Training Small Group Leaders

Are you a good trainer?

Here are a few questions that can help you answer this question. Answer all of these on a scale of 1-10 (10 being you agree totally with the statement, 0 being you disagree totally):
  1. Leading a training event gives me tons of energy?
  2. When I lead a training, I work hard to speak no more than 60% of the time.
  3. Participants interact, ask questions, contribute creative ideas at least 40% of the time.
  4. In training sessions, we come up with collaborative solutions and apply the concepts presented.
  5. After a training session, people express a desire for more.
This is not a scientific test, but if your score is less than 35, your training might very well be a barrier to small group development. I tend to be the kind of person who likes to teach, but through the years, I've learned the skills to create training environments. And I've found that I really like doing it. At the same time, how to lead good training, the kind that large companies pay professional trainers thousands of dollars to lead, is not something that we talk about in the church that much. We tend to emphasize things like pastoral care, preaching and strategic leadership. All of these are important, but small group leaders need training, not sermons. Talking heads can pass on a lot of information, but it does not result in a learning environment that leads to transformation.

So what do you do about it?
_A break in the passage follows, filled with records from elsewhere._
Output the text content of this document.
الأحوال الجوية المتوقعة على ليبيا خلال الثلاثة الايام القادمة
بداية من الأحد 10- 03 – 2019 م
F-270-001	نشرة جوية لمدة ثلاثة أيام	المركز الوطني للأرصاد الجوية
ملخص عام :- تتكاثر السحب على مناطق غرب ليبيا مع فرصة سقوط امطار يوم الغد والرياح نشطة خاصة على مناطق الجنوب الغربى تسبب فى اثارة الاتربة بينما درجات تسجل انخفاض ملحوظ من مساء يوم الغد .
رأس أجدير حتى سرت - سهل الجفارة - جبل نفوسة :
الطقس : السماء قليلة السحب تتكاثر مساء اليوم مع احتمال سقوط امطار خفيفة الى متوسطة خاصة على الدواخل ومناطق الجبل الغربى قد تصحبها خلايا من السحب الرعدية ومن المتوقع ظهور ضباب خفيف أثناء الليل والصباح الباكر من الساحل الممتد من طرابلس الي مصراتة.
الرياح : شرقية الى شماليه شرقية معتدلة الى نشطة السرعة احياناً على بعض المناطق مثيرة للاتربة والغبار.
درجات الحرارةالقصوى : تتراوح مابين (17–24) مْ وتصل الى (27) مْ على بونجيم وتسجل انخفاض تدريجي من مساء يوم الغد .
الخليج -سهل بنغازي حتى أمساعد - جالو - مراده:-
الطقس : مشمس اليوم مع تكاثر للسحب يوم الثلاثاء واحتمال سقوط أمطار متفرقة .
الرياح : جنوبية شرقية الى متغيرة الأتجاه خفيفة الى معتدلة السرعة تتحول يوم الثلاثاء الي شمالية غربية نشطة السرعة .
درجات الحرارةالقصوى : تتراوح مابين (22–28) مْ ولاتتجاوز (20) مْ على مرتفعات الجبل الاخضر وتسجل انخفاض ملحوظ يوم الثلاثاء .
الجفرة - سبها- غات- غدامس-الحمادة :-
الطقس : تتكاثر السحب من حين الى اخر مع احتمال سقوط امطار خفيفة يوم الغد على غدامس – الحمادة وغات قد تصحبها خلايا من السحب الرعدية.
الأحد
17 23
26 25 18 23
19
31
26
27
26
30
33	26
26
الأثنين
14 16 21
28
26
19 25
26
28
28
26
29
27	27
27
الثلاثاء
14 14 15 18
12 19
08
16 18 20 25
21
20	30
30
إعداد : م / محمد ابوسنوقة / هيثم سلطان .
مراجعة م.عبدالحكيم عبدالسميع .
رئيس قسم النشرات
Here are a few ideas?:
  • Discover your strengths?  I find that most people, including pastors, don't  know the things which they have a propensity to do really well. Strength theory (see Now Discover Your Strengths) states that focusing on our top five strengths produces more results than if we try to elevate our weaknesses to an acceptable level. When we focus on our weaknesses we spend an great deal of energy and get very little in return. If your strengths have nothing to do with training then stop doing it the way you are doing it.
  • Develop a way of training that fits your strengths. If you are really good at pastoral care and mentoring, do your training in small groups of two or three at a coffee shop. If you are big on gathering information, read books, summarize what you are learning and write short blog pieces or record short youtube videos. Then send them out to your leaders. Find ways of training leaders that fit who you are.
  • There is tons of stuff on the web that you can forward on to your people. I started a new series on my blog where I will be posting a Small Group Leader tip once per week, based on something I've found out there on the www. Here is the first one if you have not yet seen it. Another option is to subscribe to the video training developed by www.rightnowtraining.org.
  • For public training, find someone who is good at it and work with them to lead it. This might be a person in your ministry. It might mean bringing in a trainer from the outside. Good trainers can customize and apply the training to your local context. They don't just come in with their pre-developed curriculum that they give to all churches.
  • Attend a small group leader training event.
  • Finally, whatever you do, always secure feedback from your leaders. 
You will need to develop a multi-dimentional training strategy. But that's next week's Small Group Point Leader post.

1 comment:

Jim Egli said...

Helpful post. Thanks, Scott. I haven't looked at the RightNow stuff. Need to check it out.